95: A Child’s Wisdom

From Chicken Soup for the Soul: Inspiration for Teachers

A Child’s Wisdom

We are all different, which is great because we are all unique. Without diversity, life would be very boring.

~Catherine Pulsifer

What was I going to do? School was going to be out soon, and one quiet little girl in my class still had not earned an octopus. I made them from bright-colored yarn and gave them to my students as awards for doing something special.

I had introduced the octopus award early in the school year. My first winner was a little boy. The class was curious as I called him forward. I was holding a paper in one hand and an octopus in the other.

I said, “You did very well on this math test. For showing so much improvement, you’ve earned the very first octopus award. But there’s one more thing.”

Not being sure what this was all about, he asked, “What?”

I held out his paper and added, “Are you willing to let me keep this test?” The trade-off was no paper to take home to show his parents. Instead, he would have the admiration of his classmates as the first winner of this award.
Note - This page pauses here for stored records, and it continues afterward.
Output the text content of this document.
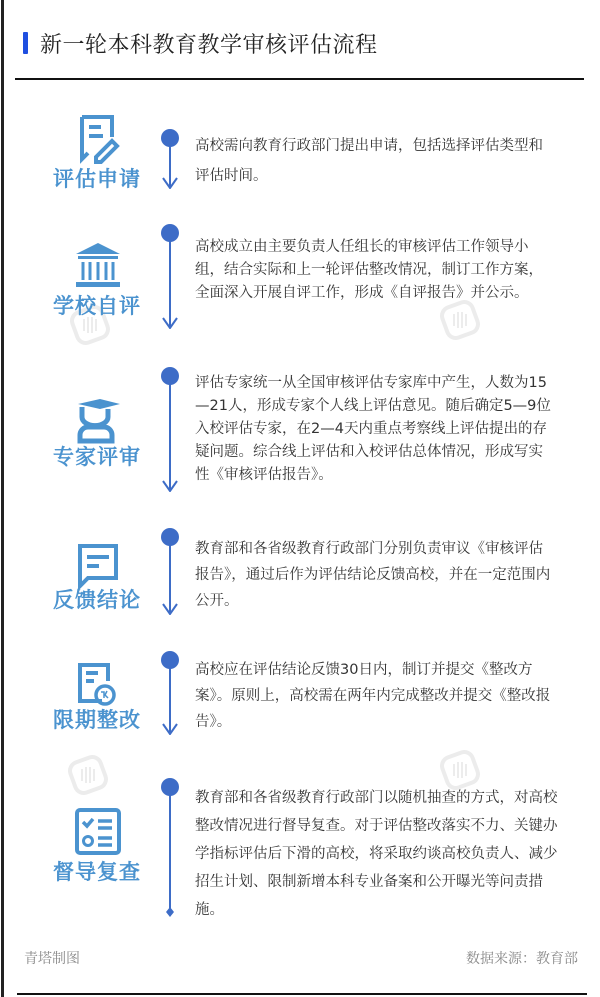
新一轮本科教育教学审核评估流程
评估申请
高校需向教育行政部门提出申请，包括选择评估类型和评估时间。
学校自评
高校成立由主要负责人任组长的审核评估工作领导小组，结合实际和上一轮评估整改情况，制订工作方案，全面深入开展自评工作，形成《自评报告》并公示。
专家评审
评估专家统一从全国审核评估专家库中产生，人数为15—21人，形成专家个人线上评估意见。随后确定5—9位入校评估专家，在2—4天内重点考察线上评估提出的存疑问题。综合线上评估和入校评估总体情况，形成写实性《审核评估报告》。
反馈结论
教育部和各省级教育行政部门分别负责审议《审核评估报告》，通过后作为评估结论反馈高校，并在一定范围内公开。
限期整改
高校应在评估结论反馈30日内，制订并提交《整改方案》。原则上，高校需在两年内完成整改并提交《整改报告》。
督导复查
教育部和各省级教育行政部门以随机抽查的方式，对高校整改情况进行督导复查。对于评估整改落实不力、关键办学指标评估后下滑的高校，将采取约谈高校负责人、减少招生计划、限制新增本科专业备案和公开曝光等问责措施。
青塔制图	数据来源：教育部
I knew not every child could be an “A” student, but I believed each child could show improvement. To me, that was worth rewarding.
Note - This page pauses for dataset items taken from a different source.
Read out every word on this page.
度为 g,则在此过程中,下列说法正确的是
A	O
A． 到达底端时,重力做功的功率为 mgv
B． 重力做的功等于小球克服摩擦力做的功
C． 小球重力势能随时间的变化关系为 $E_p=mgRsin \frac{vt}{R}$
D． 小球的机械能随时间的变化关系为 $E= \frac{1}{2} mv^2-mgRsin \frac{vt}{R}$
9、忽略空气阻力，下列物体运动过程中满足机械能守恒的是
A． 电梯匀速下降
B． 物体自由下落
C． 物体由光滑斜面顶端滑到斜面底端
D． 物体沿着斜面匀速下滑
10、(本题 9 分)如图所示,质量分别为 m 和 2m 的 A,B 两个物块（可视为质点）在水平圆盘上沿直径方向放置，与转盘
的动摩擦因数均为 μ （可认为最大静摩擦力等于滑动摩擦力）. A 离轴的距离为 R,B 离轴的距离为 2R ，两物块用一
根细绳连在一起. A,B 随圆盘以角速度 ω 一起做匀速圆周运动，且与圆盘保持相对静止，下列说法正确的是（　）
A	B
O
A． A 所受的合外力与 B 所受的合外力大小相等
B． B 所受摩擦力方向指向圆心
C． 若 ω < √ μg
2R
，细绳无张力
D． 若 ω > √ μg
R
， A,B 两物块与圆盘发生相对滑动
My personal reward was to watch each winner’s face. A smile would light up their eyes as they stood to proudly receive their prize. But these public commendations had an unexpected result.

A winner would sometimes keep the colorful octopus on his or her desk for days. I noticed that other children looked at it, but did not try to grab it or knock it off. Instead, there was a kind of respect. I felt this silent motivator was more powerful than any general reminder to the class about earning one. I waited to see what would happen.
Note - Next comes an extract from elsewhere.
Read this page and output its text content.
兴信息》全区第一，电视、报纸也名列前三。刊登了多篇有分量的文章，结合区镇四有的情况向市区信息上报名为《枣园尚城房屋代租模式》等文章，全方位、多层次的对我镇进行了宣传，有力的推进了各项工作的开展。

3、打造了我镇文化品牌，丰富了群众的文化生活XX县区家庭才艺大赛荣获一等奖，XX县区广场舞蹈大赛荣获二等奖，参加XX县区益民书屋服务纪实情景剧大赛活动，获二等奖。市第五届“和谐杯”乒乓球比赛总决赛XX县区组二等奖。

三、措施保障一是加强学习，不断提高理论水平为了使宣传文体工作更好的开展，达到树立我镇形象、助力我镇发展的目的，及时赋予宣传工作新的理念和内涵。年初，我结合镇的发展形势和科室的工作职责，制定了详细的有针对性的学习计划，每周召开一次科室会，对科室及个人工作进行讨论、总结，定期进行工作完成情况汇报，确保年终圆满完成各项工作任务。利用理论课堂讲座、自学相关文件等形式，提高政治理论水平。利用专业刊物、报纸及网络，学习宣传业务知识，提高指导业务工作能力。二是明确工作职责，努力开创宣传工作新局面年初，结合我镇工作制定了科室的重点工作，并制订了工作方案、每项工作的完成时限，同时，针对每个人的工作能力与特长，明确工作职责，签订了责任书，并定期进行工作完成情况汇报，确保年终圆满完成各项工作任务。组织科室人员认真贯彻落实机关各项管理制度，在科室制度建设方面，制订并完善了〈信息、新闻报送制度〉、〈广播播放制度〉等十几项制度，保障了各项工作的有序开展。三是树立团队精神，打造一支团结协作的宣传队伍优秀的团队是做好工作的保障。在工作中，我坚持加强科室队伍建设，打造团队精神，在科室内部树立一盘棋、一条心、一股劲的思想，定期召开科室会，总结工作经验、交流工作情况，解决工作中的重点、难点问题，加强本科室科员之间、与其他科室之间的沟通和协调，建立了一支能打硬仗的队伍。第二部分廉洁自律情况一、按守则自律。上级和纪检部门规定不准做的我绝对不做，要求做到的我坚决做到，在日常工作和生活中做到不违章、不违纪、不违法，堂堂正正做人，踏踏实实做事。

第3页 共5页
By the end of the year, only the quiet little girl had not won an octopus. I knew I couldn’t make up a reason to reward her. My second graders were too smart for that.

One Friday afternoon, I gave a simple assignment. “Draw any picture of your choice. Write a few words to tell me about it.” I collected their papers and took them home to review. When I saw the little girl’s paper, I got excited. She had drawn a simple blue sky and green grass by a pond. On a path nearby were three people side by side. One was using crutches, one was in a wheelchair, and one had no obvious physical need.

Above her drawing she had written: “The sky is blue. The grass is green. And all the people are different.” Bingo! I couldn’t wait to get to class to make a trade — an octopus for this drawing. The look of joy when I called her forward was worth the wait.

I’m retired now and her paper is long gone, lost in one of my many moves. What has remained is her simple wisdom, treasured in my heart. It helped me develop a variety of relationships that I enjoy, just because “all the people are different.”